🤖 AI Summary
This study addresses the challenge of predicting adverse cardiovascular events following myocardial infarction, which is hindered by scarce labeled data and suboptimal performance of existing electrocardiogram (ECG)-based models. To overcome these limitations, the authors propose a deep temporal modeling approach that integrates self-supervised contrastive learning with multi-task fine-tuning.
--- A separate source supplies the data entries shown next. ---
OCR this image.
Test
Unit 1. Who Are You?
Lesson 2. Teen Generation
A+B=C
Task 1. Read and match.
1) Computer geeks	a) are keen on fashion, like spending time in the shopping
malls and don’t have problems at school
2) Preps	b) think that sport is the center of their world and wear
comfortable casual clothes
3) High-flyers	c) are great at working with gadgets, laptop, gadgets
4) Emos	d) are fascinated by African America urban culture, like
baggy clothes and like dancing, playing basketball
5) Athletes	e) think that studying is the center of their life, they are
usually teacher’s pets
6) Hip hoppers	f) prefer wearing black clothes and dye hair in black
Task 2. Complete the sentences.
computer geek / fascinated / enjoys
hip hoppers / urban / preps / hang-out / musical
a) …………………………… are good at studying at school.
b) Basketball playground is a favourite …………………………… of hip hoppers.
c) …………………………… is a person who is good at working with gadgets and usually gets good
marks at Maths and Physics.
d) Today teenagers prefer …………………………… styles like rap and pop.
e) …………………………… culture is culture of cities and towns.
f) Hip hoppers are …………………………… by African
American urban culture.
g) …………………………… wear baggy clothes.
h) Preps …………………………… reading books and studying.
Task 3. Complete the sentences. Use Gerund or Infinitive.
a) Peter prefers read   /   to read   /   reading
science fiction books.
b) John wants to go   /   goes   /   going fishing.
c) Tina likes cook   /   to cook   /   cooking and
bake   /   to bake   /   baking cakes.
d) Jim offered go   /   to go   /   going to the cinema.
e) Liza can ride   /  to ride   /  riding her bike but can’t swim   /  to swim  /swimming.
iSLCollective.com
The method first pretrains on large-scale unlabeled ECG data using contrastive learning to effectively capture patient-specific temporal patterns, then employs a multi-task supervised head for few-shot fine-tuning to jointly predict multiple clinical outcomes. Evaluated on post-myocardial infarction prognosis prediction, the proposed model achieves an AUC of 0.794, substantially outperforming a baseline trained from scratch (AUC = 0.608), thereby demonstrating the efficacy and generalizability of the pretraining strategy in low-resource medical settings.
📝 Abstract
Myocardial infarction (MI) is a leading cause of death, and its adverse outcomes are urgent to predict. Yet ECG-based prognostic models underperform because deep learning requires large, labelled datasets, which are scarce in medicine. Foundation models can learn from unlabelled ECGs via selfsupervision, but medically relevant training strategies remain underexplored. We propose a pretrained artificial intelligence model that combines patient-specific temporal information using contrastive learning with supervised multitask heads, then fine-tunes on post-MI outcome prediction. The proposed model outperformed a model trained from scratch (0.794 vs 0.608 AUC) showing that clinically structured ECG modelling improves classification in limited data regimes.